I hesitated before asking what the baking fake cookies behavior looked like in her teen and adult years. She smiled, “I became a good listener. An observer of everything. A helper. The teacher’s pet, the best daughter, sister, student, friend.”

“Others could rely on you for understanding and caring. How did that benefit you?”

Smiling after another pregnant pause, “Well, people don’t bite the hand that feeds, especially while they’re being fed.”

***

Therapy eventually became targeted on how Mary had learned to focus on others at the expense of caring for herself — the origin of her blind side in both her professional and personal life. Mary had simply adapted to focusing on the needs of others, at the expense of her own.
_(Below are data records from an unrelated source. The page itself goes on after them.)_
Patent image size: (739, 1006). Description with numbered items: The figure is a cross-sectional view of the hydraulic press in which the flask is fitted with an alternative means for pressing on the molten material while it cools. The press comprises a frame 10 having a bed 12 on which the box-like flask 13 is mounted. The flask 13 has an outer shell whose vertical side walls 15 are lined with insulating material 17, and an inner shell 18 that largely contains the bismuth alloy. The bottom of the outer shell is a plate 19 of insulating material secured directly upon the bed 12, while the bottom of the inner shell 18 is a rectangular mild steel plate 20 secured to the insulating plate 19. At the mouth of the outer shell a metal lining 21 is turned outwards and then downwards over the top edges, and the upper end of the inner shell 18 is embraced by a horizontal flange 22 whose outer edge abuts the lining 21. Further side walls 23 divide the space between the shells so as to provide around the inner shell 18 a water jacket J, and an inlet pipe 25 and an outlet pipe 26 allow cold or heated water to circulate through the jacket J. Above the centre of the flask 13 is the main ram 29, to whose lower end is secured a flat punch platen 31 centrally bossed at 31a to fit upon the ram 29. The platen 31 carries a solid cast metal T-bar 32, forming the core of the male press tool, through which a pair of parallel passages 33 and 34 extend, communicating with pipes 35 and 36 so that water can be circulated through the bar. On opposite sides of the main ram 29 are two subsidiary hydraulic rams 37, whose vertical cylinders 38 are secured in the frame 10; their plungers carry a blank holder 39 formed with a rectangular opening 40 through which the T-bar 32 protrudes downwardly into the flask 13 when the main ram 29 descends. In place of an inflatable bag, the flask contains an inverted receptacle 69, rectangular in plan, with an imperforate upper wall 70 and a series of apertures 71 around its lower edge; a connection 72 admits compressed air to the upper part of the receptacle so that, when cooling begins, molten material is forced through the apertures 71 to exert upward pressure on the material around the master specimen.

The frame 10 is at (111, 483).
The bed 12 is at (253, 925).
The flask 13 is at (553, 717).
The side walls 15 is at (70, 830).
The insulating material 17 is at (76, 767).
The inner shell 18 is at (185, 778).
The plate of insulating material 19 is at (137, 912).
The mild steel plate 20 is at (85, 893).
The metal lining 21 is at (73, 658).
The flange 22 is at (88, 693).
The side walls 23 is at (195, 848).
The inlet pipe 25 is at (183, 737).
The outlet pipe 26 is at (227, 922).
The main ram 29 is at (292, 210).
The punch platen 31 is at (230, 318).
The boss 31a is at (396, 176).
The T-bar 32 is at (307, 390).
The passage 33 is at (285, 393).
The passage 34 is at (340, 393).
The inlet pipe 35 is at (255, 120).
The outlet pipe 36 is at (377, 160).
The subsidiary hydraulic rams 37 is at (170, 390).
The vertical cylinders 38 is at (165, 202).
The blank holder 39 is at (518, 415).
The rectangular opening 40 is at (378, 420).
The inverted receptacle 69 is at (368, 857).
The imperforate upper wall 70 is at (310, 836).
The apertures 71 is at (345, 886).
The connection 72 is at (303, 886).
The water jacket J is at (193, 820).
Effective personal and therapeutic confrontation were already in her toolbox, but what was needed — what we worked on — was creating another kind of therapeutic confrontation. This was one through which she implemented an internal filtering system that she could use in order to silently confront other people’s words and deeds to herself. Not an actual confrontation, since it was to be only internal; however, it would be as real as those formidable fake cookies. Actual external confrontation was the homework for future sessions.